Song For Today: 21st July 2020

21/7/2020

0 Comments

 
I dedicate my song today to Elaine White from Carrick-on-Suir, County Tipperary in Ireland. Elaine celebrates her birthday today. Have a super day, Elaine, and thank you for being my Facebook friend.

My song today is ‘Home Boys Home’. This was a record of ‘The Dubliners’ in 1964 and is often sung in the Irish pubs and music venues.

xxxxxxxxxxxxxxxxxxxxxxxxxxxxxxxxxxxxxxxxxxxxxxxxxxxxxxxxxxxxxxxxxxxxxxxxx

I must confess that despite being born in Ireland because I spent a couple of years living in Canada when this record was first released, I never really heard it until last year, 2019.

They do say that sailor boys have a woman in every port, and this is what makes life at sea so attractive to them.

I recall telling my mother once about a man in Huddersfield who never could hold down an ordinary 9:00 am to 5:00 pm job. Shortly into his relationship with a young woman, a friend of his who worked the fairgrounds suggested that he try it out. His friend said that it was a job in the open air, that once engaged in, no worker would ever want to leave. So, he decided to work on the fairgrounds travelling around the country eight months of every year and returning home to his partner for November to February. I told my mother that the man and his common-law-wife parented thirteen children. He would send home monies from his weekly wage throughout his long periods of absence, and each time he returned home, his wife would have given birth to another child and be breastfeeding the new infant to the household.

As usual, my mother could barely hear one of the stories I told her without going one better and always topping it. I never knew whether her Irish-spun tales were fact or fabrications of her vivid imagination, but would have to admit that be they true or false, they were invariably better than mine. She then proceeded to tell me about a man called Jacky Custer. The names of the chief character in my mother’s stories were so outlandish (you could not make them up if you tried), that it gave the tale a ring of truth.

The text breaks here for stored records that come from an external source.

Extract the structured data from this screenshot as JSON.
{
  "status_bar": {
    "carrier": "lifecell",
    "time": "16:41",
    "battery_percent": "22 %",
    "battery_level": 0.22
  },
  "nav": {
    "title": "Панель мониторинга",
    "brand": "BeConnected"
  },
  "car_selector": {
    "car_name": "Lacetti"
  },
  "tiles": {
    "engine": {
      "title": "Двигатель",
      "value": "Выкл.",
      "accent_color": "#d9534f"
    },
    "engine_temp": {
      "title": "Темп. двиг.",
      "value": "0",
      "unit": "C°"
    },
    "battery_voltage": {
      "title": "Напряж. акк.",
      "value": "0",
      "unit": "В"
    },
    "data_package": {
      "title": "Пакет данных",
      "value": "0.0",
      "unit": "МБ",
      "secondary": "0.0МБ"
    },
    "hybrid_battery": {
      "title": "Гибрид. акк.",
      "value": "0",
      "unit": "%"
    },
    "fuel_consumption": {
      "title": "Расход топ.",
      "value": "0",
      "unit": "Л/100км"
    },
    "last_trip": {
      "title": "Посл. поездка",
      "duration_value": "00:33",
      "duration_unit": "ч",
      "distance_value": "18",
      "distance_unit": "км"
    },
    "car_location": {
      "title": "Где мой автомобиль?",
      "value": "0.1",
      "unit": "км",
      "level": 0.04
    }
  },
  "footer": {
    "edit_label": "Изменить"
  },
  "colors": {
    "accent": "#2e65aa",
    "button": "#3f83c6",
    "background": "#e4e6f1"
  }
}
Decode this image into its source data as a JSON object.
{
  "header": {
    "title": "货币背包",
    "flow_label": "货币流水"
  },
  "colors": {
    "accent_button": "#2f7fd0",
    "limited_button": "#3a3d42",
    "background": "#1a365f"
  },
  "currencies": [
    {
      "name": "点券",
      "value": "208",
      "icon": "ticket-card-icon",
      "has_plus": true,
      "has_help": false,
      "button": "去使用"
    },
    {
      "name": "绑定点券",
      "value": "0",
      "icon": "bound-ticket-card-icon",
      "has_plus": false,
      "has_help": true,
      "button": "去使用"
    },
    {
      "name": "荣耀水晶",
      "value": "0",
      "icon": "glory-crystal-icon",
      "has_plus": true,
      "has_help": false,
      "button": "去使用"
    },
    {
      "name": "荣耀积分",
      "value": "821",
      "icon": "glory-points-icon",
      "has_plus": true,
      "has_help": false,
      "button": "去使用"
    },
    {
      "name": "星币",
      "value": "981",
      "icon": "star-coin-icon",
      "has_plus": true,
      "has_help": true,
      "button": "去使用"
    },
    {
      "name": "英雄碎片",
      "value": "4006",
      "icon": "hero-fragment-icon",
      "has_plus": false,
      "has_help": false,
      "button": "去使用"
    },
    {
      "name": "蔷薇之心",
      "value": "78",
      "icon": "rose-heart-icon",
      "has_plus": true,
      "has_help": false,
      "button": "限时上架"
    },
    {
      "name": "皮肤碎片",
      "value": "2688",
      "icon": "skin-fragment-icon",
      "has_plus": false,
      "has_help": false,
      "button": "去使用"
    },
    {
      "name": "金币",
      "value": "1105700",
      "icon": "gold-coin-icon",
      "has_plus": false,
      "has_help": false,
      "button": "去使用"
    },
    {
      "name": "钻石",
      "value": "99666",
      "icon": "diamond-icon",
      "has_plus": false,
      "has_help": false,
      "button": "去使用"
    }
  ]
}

Jacky Custer came from Clonmel in County Tipperary and he reportedly lived in the same village where my mother was born. Naturally, Jacky’s wife. Maria had given birth to 18 children (five more than the man from Huddersfield whom I had told her about). Two of Jacky’s children were girl twins.

Jacky and Maria were born within the same week of each other, but until their teenage years, they hardly knew the other existed. The couple hadn’t had any contact during their development and despite not being even boyfriend and girlfriend, one summer afternoon, six months before their 16th birthday, young Maria and Jacky Custer took a harmless stroll down the fields together.

After walking in the heat for half an hour, Maria came over all hot and bothered and incurred a bout of sunstroke which rendered her unconscious for ten minutes or thereabouts. Jacky Custer witnessed her swoon and fall towards the ground, and he held her tight in his arms to provide her with a safe and soft landing in the long grass.

Initially worried about his walking companion, Jacky guessed that the heat of the mid-day sun had led Maria to faint. He looked at her lying there like a virgin maiden of the meadows. She looked lovely. Never having been a young man to miss a golden opportunity, and never yet having spilled his seed outside the palm of his hand, Jacky Custer took advantage of the young woman’s absence of consciousness and ‘had his wicked way with her’ as she very slowly came around. However, with Jacky being young and inexperienced in such matters before Maria knew what was happening to her, the brief episode was done and dusted within minutes of having started.

When Maria regained full consciousness, Jacky Custer was nowhere to be seen. Jacky Custer had fled the scene. Not knowing what had happened while unconscious naturally worried Maria, but she could not legitimately complain without knowing what had happened, or the extent of Jacky Custer’s actions, or why he had abandoned her or where he was?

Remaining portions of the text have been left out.